If only life were so simple. Well, it probably is if you’re written with the depth of some comic-book characters, but once again we’re talking about serious real-world issues here which deserve a little more contemplation.

As I said, I’m reminded of how racial equality was handled in comics in the 1980s. The big companies gradually became aware that their non-white readership was not as well-served for characters as it might be, and the result was to – ever so subtly – make some superheroes a bit more black. Dubious as it is to reveal a character has been gay, astounding revelations that a character is not of the ethnic group everyone believed are a complete non-starter, and so the preferred route was to create a new black character and palm an existing superhero role off on them. So, for Marvel, we had James Rhodes’ stint as Iron Man, while for DC it was once again Green Lantern’s role to fill diversity quotas – the existing character of John Stewart had his role in the book considerably bumped up. (There was also a black, female version of Captain Marvel in the Avengers for a bit.)

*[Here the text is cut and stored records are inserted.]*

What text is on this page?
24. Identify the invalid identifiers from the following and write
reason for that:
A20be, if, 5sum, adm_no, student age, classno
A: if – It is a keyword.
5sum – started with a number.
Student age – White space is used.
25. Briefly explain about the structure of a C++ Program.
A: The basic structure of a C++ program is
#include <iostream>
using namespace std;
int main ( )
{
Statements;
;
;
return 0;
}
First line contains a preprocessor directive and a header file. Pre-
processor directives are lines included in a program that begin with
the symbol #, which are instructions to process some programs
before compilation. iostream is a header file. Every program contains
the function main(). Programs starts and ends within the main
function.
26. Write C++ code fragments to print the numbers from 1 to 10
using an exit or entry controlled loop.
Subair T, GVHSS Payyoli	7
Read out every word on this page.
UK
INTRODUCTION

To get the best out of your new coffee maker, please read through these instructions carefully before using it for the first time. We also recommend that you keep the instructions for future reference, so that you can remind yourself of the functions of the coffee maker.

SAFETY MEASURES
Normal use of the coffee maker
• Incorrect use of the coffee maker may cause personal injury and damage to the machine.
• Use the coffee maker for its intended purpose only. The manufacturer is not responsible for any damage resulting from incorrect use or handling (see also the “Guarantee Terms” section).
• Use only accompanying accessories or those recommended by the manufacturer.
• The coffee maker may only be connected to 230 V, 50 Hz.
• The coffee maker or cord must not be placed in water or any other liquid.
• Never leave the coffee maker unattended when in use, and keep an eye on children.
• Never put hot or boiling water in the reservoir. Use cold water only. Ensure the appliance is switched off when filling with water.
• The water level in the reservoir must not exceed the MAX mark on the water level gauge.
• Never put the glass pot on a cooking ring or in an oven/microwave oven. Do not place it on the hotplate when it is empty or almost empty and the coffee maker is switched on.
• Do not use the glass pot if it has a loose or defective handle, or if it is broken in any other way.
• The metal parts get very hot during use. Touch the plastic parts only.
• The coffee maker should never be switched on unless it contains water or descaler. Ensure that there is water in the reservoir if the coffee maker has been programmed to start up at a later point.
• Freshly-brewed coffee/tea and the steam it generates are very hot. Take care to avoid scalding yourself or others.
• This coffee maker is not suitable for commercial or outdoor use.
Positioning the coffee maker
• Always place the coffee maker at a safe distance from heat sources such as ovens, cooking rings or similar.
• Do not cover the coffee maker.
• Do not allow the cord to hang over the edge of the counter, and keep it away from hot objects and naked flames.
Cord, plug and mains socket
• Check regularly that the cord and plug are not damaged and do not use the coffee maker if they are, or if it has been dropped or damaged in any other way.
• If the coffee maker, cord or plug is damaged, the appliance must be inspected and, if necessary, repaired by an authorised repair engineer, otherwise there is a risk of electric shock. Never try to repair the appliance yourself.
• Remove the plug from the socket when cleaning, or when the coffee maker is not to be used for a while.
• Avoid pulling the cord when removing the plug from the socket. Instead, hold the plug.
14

The 1980s exercise in tokenism seems to me to have primarily been driven by the profit motive, and I wonder if the same is true of its present day equivalent. One might wonder why they’re bothering at all, except perhaps on commendable ideological grounds, or if not that, then why they don’t just create some brand-new gay characters to show their solidarity with the cause. Well, think about it this way – which of the following press releases is going to get the most attention – Green Lantern is Gay or Brandnewcharacterman is Gay?

And the fact remains that the most recently-created comics hero to achieve any kind of traction and recognition-value with the general public as an individual is Wolverine, dating back to late 1974. Most new characters of any kind fail to make much impression even with the comics-buying audience – anyone else remember Xero, Aztek, or the Sovereign Seven? Brand new characters come and go like mayflies: the industry is dependent firstly on big names like Green Lantern, as they’re the only books that consistently sell, and secondly on profile-raising stunts like announcing a venerable and much-loved character is gay, because there is no bad publicity. DC’s support for equality may very well be commendable – but both this and the form it takes are both very firmly motivated by solid commercial reasons.